Les auteurs de la Verdadera Destreza (l’escrime géométrique espagnole), donnent également des proportions. Ainsi des auteurs tel que Don Luis Pacheco de Narvaez ou encore Rada se conforme à l’ordonnance royale de Philip II, datant de 1564 et réglementant la longueur des lames à 5/4 de Vara, soit un peu moins de 1m05. Ils s’appuient aussi sur ce qu’ils considéraient comme la proportion « naturelle » d’un humain (hauteur de 1m67). Les quillons doivent faire 1/6éme du corps (28cm). Pour la longueur de la poignée, il est indiqué que le pommeau doit arriver un peu après la pulpe de la main (ce qui permet de ne pas encombrer les mouvements de poignée), ce qui donne une poignée assez courte. Pour eux, la logique visant à proportionner l’épée au corps humain « naturelle » s’applique également à la dague, cette dernières devant mesurer la moitié de la longueur de l’épée (56cm). A noter que les boucliers (boucles / rodela) font la même proportion que la dague.
Représentation de rapières dans le livre Metodo de ensenanza de maestros en la ciencia filosofica de la verdadera destreza matematica de la armas, Diaz de Viedma, 1639.
Pacheco à une opinion tranchée sur
l’importance de ces proportions (ainsi que sur ceux qui ne les respecteraient
pas). Il explique que les personnes utilisant des épées plus longues sont des
couards, méprisables, diminuant la valeur de leur nom sur 5 générations, que
cela rend la personne détestable et efféminée, etc ( et là je vous ai
donné la version synthétique de son texte). L’épée destinée à la Destreza se
distingue également par la dimension et la forme des quillons : ils sont
droits et longs, afin de se protéger et de verrouiller la lame adverse.
Comme dit ci-dessus, le roi Philippe II
d’Espagne a légiféré sur la longueur des épées. Le but était de limiter la
violence des combats entre civile, que ça soit des duels ou des rixes. Les
conséquences mortelles de ces pratiques impactent la démographie de la
noblesse, et vont à l’encontre de la morale religieuse de l’époque. La
réglementation de la longueur des rapières se retrouve également dans d’autres
pays comme le Portugal, où plusieurs édits ont été promulgués.
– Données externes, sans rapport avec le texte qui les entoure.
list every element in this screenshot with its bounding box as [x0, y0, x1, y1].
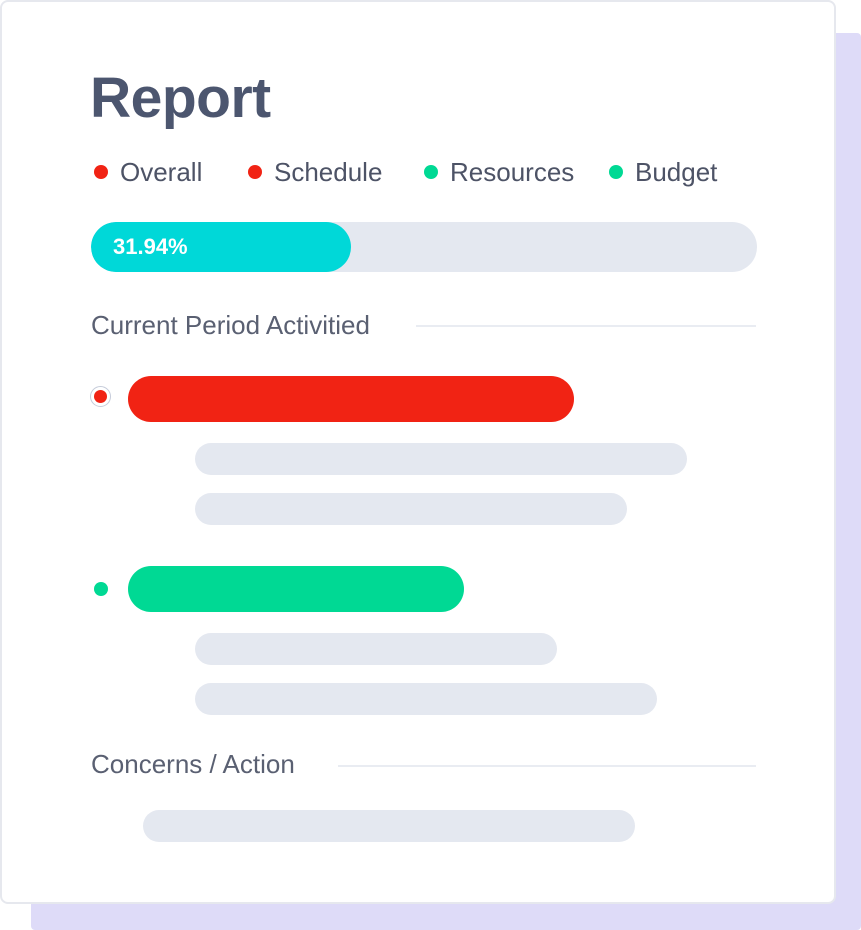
status-dot-icon — [94, 582, 108, 596]
placeholder-line — [195, 683, 657, 715]
status-dot-icon — [424, 165, 438, 179]
status-dot-icon — [94, 165, 108, 179]
legend-item-resources: Resources — [424, 154, 574, 190]
legend-label: Schedule — [274, 156, 383, 187]
report-card: Report Overall Schedule Resources Budget… — [0, 0, 836, 904]
activity-radio[interactable] — [90, 386, 111, 407]
legend-label: Budget — [635, 156, 718, 187]
section-heading-concerns: Concerns / Action — [91, 749, 295, 779]
activity-bar — [128, 566, 464, 612]
section-divider — [416, 325, 756, 327]
progress-bar: 31.94% — [91, 222, 757, 272]
legend-label: Overall — [120, 156, 203, 187]
progress-label: 31.94% — [113, 234, 188, 259]
status-dot-icon — [248, 165, 262, 179]
section-divider — [338, 765, 756, 767]
placeholder-line — [143, 810, 635, 842]
legend-item-overall: Overall — [94, 154, 202, 190]
status-dot-icon — [94, 390, 107, 403]
legend-item-schedule: Schedule — [248, 154, 382, 190]
activity-bar — [128, 376, 574, 422]
section-heading-current-period: Current Period Activitied — [91, 310, 370, 340]
legend-label: Resources — [450, 156, 575, 187]
legend-item-budget: Budget — [609, 154, 717, 190]
page-title: Report — [90, 66, 271, 130]
placeholder-line — [195, 493, 627, 525]
progress-fill — [91, 222, 351, 272]
placeholder-line — [195, 443, 687, 475]
placeholder-line — [195, 633, 557, 665]
status-dot-icon — [609, 165, 623, 179]
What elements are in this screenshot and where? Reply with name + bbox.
L’un des
premiers imposait une longueur de 5 palmes de vara, soit environ 110 cm, le second
augmente la longueur (110 cm à partir de la croix) afin de ne pas désavantager
les escrimeurs portugais face aux étranges. Un autre aspect intéressant des
textes portugais, est la présence d’une interdiction de vente et de production
de lames plus longues.
George Silver apporte un autre
argument en faveur d’épée plus courte : l’épée est moins encombrante, donc
mieux adaptée aux champs de batailles (contrairement à la rapière plus
encombrante et pourtant présente sur les théâtres militaires).
Ces textes législatifs sur les
dimensions des rapières montrent que la tendance était à l’allongement des
lames et le besoin de limiter les effets des duels. L’efficacité de ces règles s’est
avérée limitée, car elles n’ont pas empêché les escrimeurs de s’équiper d’armes
de plus en plus longues, influencée notamment pas les modes des autres nations.
De plus, l’impact sur la violence des combats n’est pas mesurable : la plupart
des duels non organisés (ou rixe) se sont soldés, au mieux par des blessures
légères, au pire par plusieurs morts.
La représentation des armes nécessite du savoir-faire. Les techniques de tracés ainsi que de reproduction d’images ne permettent pas d’obtenir des représentations toujours fidèles. Dans son ouvrage sur l’escrime, Viedma (auteurs de la Verdadera Destreza) écrit sur la difficulté de trouver des graveurs ayant les compétences suffisantes, et à des tarifs accessibles. Ainsi, dans les livres d’armes, il n’est pas rare d’avoir des représentations simplifiées des épées, voir des représentations schématiques ou fantasmées.
En revanche, à partir du XVIe siècle, certains
tableaux et portraits ont un véritable intérêt pour nous :
- Les tableaux sont parfois plus détaillés que les gravures.
- On arrive facilement à trouver leurs années de production.
- Ils peuvent représenter des armes existantes et disponibles dans les musées ou collections.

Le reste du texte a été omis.